The unstated task of all Lee's characters is to find, comprehend, and sustain the positions they occupy in these chains. Lending another layer of dramatic interest to their situation is the playwright's ability to weave additional strands of cultural material - tensions between men and women, impulses toward superstition and prejudice, dreams of moving from the backwoods to the big city - into the complex interactions they undergo during their fast-moving 95 minutes on the stage.

Set in rural Texas about 40 years ago, ``East Texas Hot Links'' takes place in the Top o' the Hill Cafe, a rundown ``colored only'' saloon where a group of regular patrons is accustomed to whiling away the evening hours. Charlesetta is the proprietor, bantering with her customers while keeping an eye on their behavior and staving off any unpleasantness that threatens to break out.

The clientele is a varied group. Adolph is an aging blind man who supplements the cafe's refreshments with jugs of moonshine whisky. Boochie is a stylish fellow with a knack for predicting the future. Roy, Columbus, and Buckshot are ordinary men with commonplace lives and limited ambitions.

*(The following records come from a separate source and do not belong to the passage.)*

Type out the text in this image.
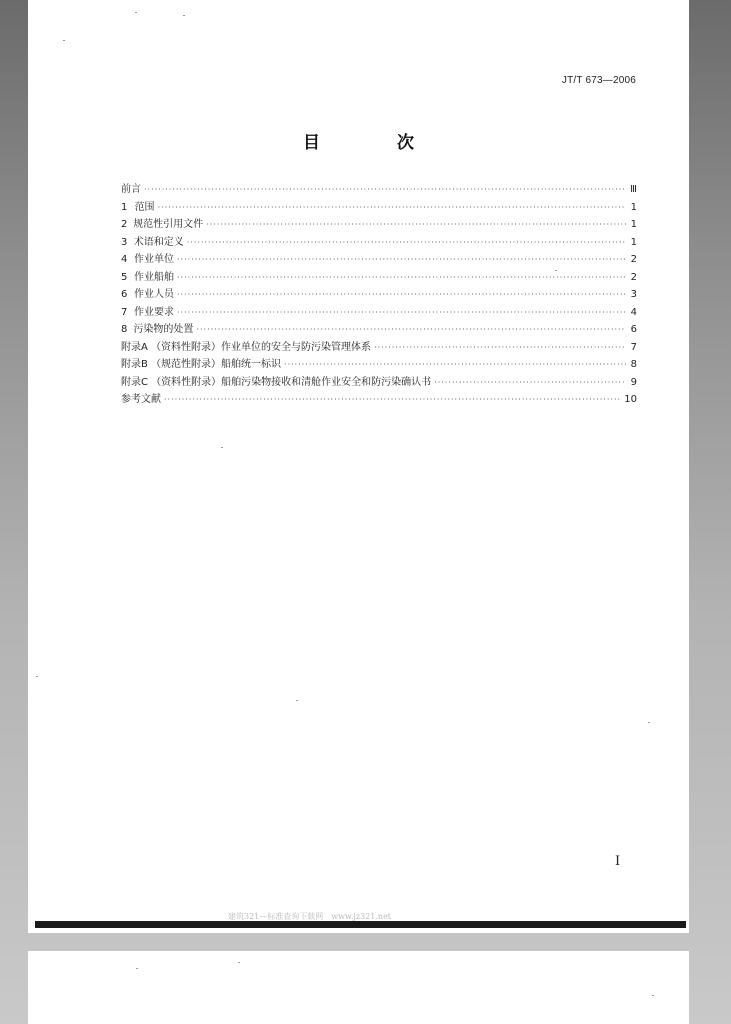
JT/T 673—2006
目　次
前言 ·····	Ⅲ
1 范围 ·····	1
2 规范性引用文件 ·····	1
3 术语和定义 ·····	1
4 作业单位 ·····	2
5 作业船舶 ·····	2
6 作业人员 ·····	3
7 作业要求 ·····	4
8 污染物的处置 ·····	6
附录A （资料性附录）作业单位的安全与防污染管理体系 ·····	7
附录B （规范性附录）船舶统一标识 ·····	8
附录C （资料性附录）船舶污染物接收和清舱作业安全和防污染确认书 ·····	9
参考文献 ·····	10
I
建筑321—标准查询下载网　www.jz321.net
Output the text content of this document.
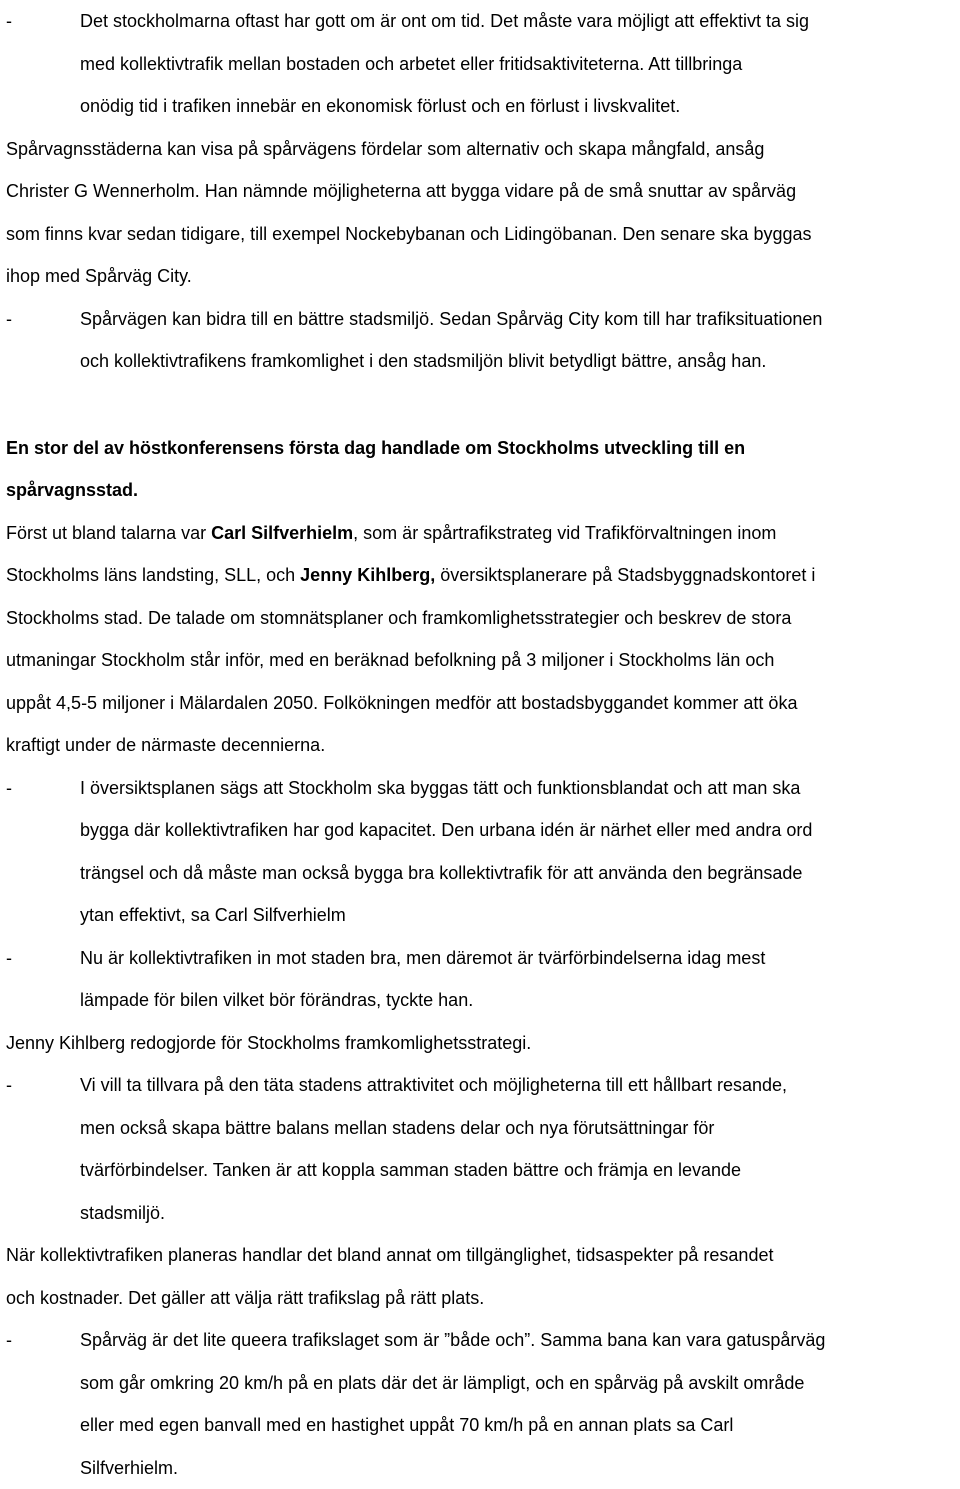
-	Det stockholmarna oftast har gott om är ont om tid. Det måste vara möjligt att effektivt ta sig
med kollektivtrafik mellan bostaden och arbetet eller fritidsaktiviteterna. Att tillbringa
onödig tid i trafiken innebär en ekonomisk förlust och en förlust i livskvalitet.
Spårvagnsstäderna kan visa på spårvägens fördelar som alternativ och skapa mångfald, ansåg
Christer G Wennerholm. Han nämnde möjligheterna att bygga vidare på de små snuttar av spårväg
som finns kvar sedan tidigare, till exempel Nockebybanan och Lidingöbanan. Den senare ska byggas
ihop med Spårväg City.
-	Spårvägen kan bidra till en bättre stadsmiljö. Sedan Spårväg City kom till har trafiksituationen
och kollektivtrafikens framkomlighet i den stadsmiljön blivit betydligt bättre, ansåg han.
En stor del av höstkonferensens första dag handlade om Stockholms utveckling till en
spårvagnsstad.
Först ut bland talarna var Carl Silfverhielm, som är spårtrafikstrateg vid Trafikförvaltningen inom
Stockholms läns landsting, SLL, och Jenny Kihlberg, översiktsplanerare på Stadsbyggnadskontoret i
Stockholms stad. De talade om stomnätsplaner och framkomlighetsstrategier och beskrev de stora
utmaningar Stockholm står inför, med en beräknad befolkning på 3 miljoner i Stockholms län och
uppåt 4,5-5 miljoner i Mälardalen 2050. Folkökningen medför att bostadsbyggandet kommer att öka
kraftigt under de närmaste decennierna.
-	I översiktsplanen sägs att Stockholm ska byggas tätt och funktionsblandat och att man ska
bygga där kollektivtrafiken har god kapacitet. Den urbana idén är närhet eller med andra ord
trängsel och då måste man också bygga bra kollektivtrafik för att använda den begränsade
ytan effektivt, sa Carl Silfverhielm
-	Nu är kollektivtrafiken in mot staden bra, men däremot är tvärförbindelserna idag mest
lämpade för bilen vilket bör förändras, tyckte han.
Jenny Kihlberg redogjorde för Stockholms framkomlighetsstrategi.
-	Vi vill ta tillvara på den täta stadens attraktivitet och möjligheterna till ett hållbart resande,
men också skapa bättre balans mellan stadens delar och nya förutsättningar för
tvärförbindelser. Tanken är att koppla samman staden bättre och främja en levande
stadsmiljö.
När kollektivtrafiken planeras handlar det bland annat om tillgänglighet, tidsaspekter på resandet
och kostnader. Det gäller att välja rätt trafikslag på rätt plats.
-	Spårväg är det lite queera trafikslaget som är ”både och”. Samma bana kan vara gatuspårväg
som går omkring 20 km/h på en plats där det är lämpligt, och en spårväg på avskilt område
eller med egen banvall med en hastighet uppåt 70 km/h på en annan plats sa Carl
Silfverhielm.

Delmus is a young dreamer with plans for a better life in a more exciting place, and XL is a laborer whose relations with the local white establishment have led to an act of deception and betrayal - which becomes apparent as the play proceeds, precipitating an eruption of grim but perhaps inevitable violence.

WITH its smooth progression from idle comradery to growing emotional strain and finally the horror of unrestrained mayhem, ``East Texas Hot Links'' makes a blistering statement on the evils of bigotry - and the evils of accommodating injustice for reasons of greed or convenience - while avoiding the temptation to exploit or overplay its ripely melodramatic events.

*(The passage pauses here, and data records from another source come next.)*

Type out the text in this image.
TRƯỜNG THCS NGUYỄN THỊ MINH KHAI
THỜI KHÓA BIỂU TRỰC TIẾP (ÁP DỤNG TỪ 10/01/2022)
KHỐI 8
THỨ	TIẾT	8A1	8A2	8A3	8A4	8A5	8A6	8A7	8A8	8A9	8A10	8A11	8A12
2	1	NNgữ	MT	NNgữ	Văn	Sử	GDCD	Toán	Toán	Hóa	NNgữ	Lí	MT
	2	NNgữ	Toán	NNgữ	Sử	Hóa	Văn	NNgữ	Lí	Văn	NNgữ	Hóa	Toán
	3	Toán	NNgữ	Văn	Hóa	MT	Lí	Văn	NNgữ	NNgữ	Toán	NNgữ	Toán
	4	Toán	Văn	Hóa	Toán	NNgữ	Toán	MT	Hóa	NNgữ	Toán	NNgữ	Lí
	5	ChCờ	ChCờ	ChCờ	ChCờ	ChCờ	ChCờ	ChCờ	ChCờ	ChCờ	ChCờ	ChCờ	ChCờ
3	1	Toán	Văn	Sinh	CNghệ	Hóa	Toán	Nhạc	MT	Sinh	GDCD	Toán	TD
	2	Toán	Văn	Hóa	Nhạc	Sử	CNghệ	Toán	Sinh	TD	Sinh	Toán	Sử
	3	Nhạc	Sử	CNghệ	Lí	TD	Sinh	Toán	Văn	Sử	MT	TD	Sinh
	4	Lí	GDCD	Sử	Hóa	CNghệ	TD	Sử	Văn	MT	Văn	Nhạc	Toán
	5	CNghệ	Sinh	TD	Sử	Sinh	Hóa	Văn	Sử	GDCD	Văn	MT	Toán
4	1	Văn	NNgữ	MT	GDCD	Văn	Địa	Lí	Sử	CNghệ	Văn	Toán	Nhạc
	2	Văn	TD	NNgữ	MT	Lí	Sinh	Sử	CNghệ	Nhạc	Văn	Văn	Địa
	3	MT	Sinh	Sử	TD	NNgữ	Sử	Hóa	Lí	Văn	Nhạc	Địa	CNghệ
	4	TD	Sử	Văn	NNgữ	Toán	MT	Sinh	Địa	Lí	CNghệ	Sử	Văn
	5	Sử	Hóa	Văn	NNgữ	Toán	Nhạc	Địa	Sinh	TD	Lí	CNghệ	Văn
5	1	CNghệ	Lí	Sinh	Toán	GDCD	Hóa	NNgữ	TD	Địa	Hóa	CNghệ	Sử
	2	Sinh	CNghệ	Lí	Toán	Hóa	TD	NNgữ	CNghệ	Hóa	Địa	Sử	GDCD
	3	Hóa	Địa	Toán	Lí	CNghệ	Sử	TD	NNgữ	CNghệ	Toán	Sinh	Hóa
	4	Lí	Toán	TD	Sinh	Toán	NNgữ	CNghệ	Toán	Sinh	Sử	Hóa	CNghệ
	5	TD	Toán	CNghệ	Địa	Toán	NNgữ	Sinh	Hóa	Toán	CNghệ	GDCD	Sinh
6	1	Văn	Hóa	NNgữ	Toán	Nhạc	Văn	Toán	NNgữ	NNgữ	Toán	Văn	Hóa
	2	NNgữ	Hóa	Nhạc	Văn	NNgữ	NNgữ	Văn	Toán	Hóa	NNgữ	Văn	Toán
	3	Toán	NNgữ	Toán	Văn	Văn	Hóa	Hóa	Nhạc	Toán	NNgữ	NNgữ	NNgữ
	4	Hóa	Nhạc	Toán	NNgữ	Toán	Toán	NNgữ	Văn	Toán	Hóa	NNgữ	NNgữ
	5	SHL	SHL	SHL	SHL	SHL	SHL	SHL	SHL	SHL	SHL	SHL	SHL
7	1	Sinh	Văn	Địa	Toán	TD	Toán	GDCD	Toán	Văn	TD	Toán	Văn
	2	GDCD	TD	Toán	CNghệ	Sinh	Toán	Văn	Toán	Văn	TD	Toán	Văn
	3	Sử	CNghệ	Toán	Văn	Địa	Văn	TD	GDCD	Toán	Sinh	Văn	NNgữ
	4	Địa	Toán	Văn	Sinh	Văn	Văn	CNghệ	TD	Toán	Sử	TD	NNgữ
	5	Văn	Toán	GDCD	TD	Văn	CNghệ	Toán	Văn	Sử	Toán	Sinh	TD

Lee touches on a wide range of issues, from the intimidations of the Ku Klux Klan to the changing geography brought about by new Southern highways, without hampering the propulsive story he has to tell. While the play would be better crafted if it raised its main points with less delay in the opening hour, it is a solidly written and intellectually compelling work.

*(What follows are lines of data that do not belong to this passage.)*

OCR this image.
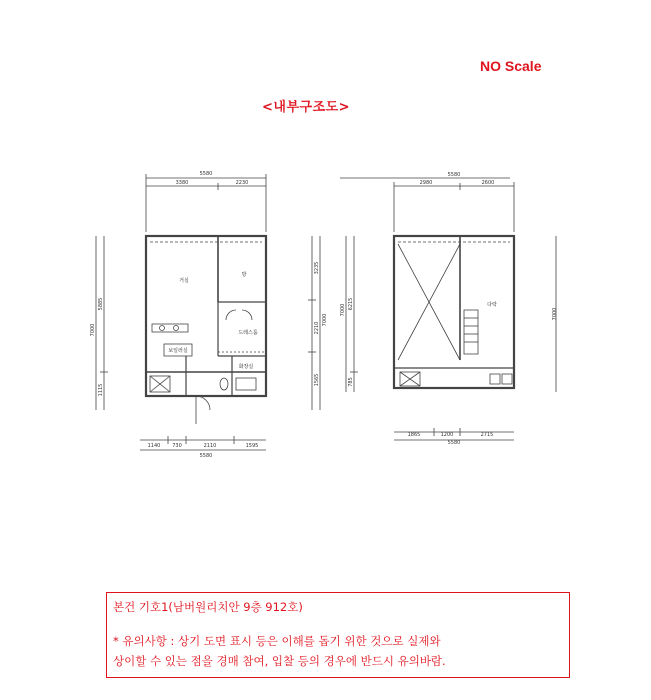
NO Scale
<내부구조도>
5580
3380	2230
7000
5885
1115
3235
2210
1565
7000
1140 730	2110	1595
5580
거실
방
드레스룸
보일러실
화장실
2980	2600
5580
7000 6215
785
7000
1865	1200	2715
5580
다락
본건 기호1(남버원리치안 9층 912호)
* 유의사항 : 상기 도면 표시 등은 이해를 돕기 위한 것으로 실제와
상이할 수 있는 점을 경매 참여, 입찰 등의 경우에 반드시 유의바람.
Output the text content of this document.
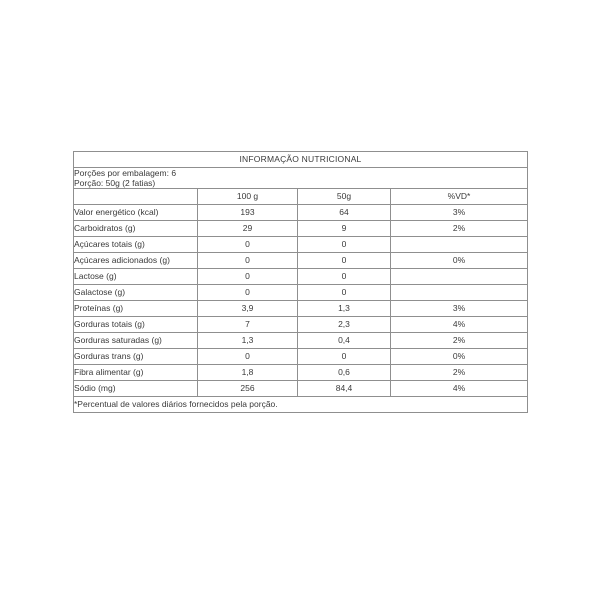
INFORMAÇÃO NUTRICIONAL			

Porções por embalagem: 6
Porção: 50g (2 fatias)			

	100 g	50g	%VD*
Valor energético (kcal)	193	64	3%
Carboidratos (g)	29	9	2%
Açúcares totais (g)	0	0	
Açúcares adicionados (g)	0	0	0%
Lactose (g)	0	0	
Galactose (g)	0	0	
Proteínas (g)	3,9	1,3	3%
Gorduras totais (g)	7	2,3	4%
Gorduras saturadas (g)	1,3	0,4	2%
Gorduras trans (g)	0	0	0%
Fibra alimentar (g)	1,8	0,6	2%
Sódio (mg)	256	84,4	4%
*Percentual de valores diários fornecidos pela porção.			
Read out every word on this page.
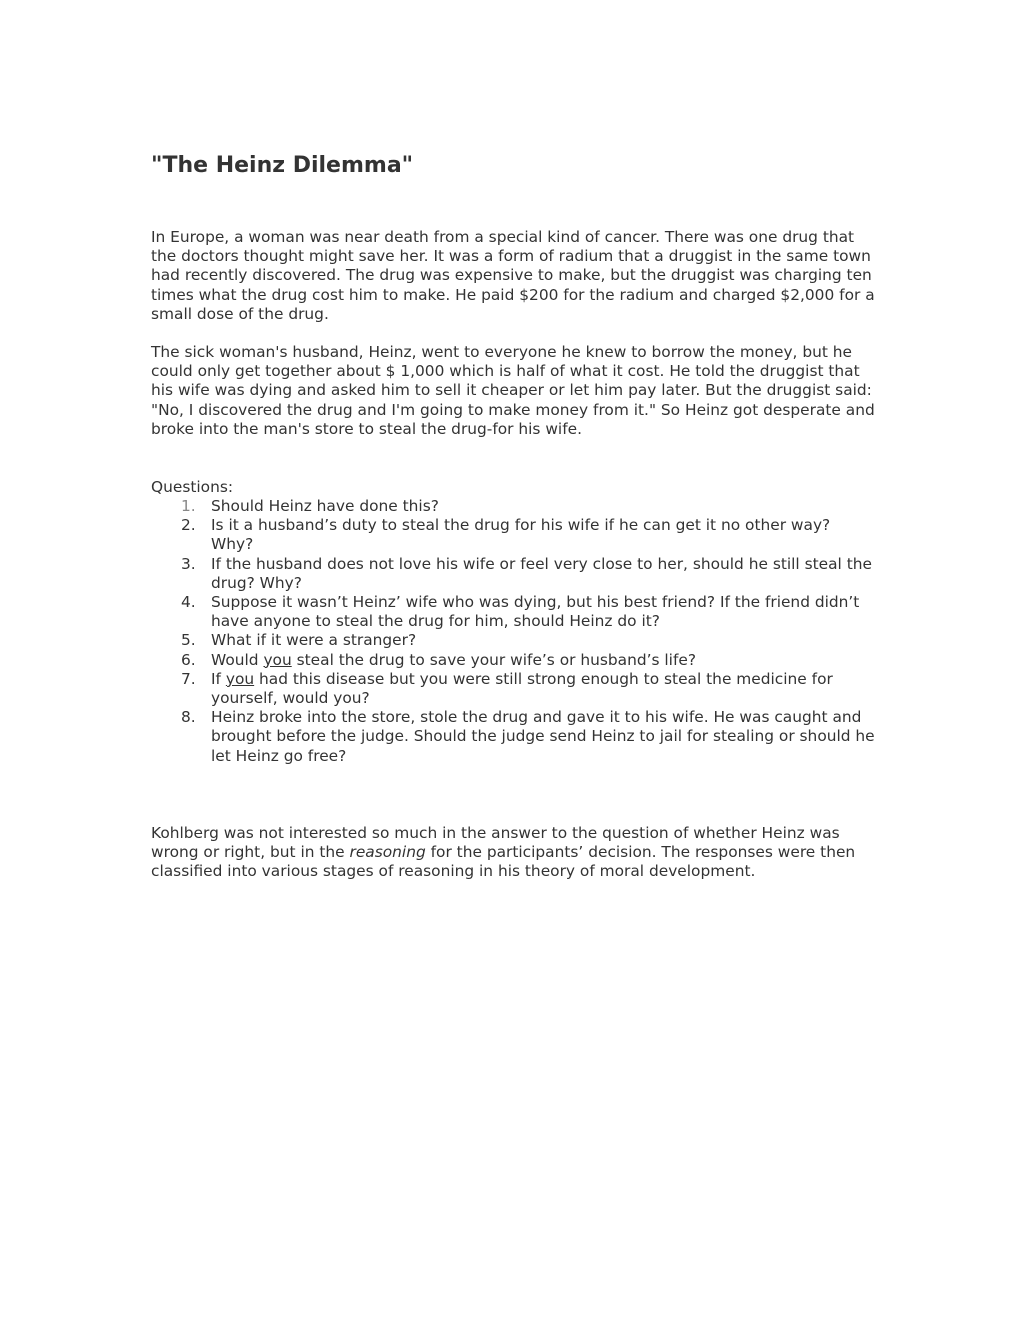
"The Heinz Dilemma"

In Europe, a woman was near death from a special kind of cancer. There was one drug that the doctors thought might save her. It was a form of radium that a druggist in the same town had recently discovered. The drug was expensive to make, but the druggist was charging ten times what the drug cost him to make. He paid $200 for the radium and charged $2,000 for a small dose of the drug.

The sick woman's husband, Heinz, went to everyone he knew to borrow the money, but he could only get together about $ 1,000 which is half of what it cost. He told the druggist that his wife was dying and asked him to sell it cheaper or let him pay later. But the druggist said: "No, I discovered the drug and I'm going to make money from it." So Heinz got desperate and broke into the man's store to steal the drug-for his wife.

Questions:

1. Should Heinz have done this?
2. Is it a husband’s duty to steal the drug for his wife if he can get it no other way? Why?
3. If the husband does not love his wife or feel very close to her, should he still steal the drug? Why?
4. Suppose it wasn’t Heinz’ wife who was dying, but his best friend? If the friend didn’t have anyone to steal the drug for him, should Heinz do it?
5. What if it were a stranger?
6. Would you steal the drug to save your wife’s or husband’s life?
7. If you had this disease but you were still strong enough to steal the medicine for yourself, would you?
8. Heinz broke into the store, stole the drug and gave it to his wife. He was caught and brought before the judge. Should the judge send Heinz to jail for stealing or should he let Heinz go free?

Kohlberg was not interested so much in the answer to the question of whether Heinz was wrong or right, but in the reasoning for the participants’ decision. The responses were then classified into various stages of reasoning in his theory of moral development.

The cast is uniformly strong. Loretta Devine deserves special mention as the drama's lone female, and Monte Russell makes a particularly vivid impression as the young man whose love for a light-skinned woman sparks the play's most terrible events. Earle Hyman and Willis Burks II are inventive as two of the cafe's more seasoned denizens. Ruben Santiago-Hudson, Curtis McClarin, Ed Wheeler, and Bo Rucker are equally persuasive.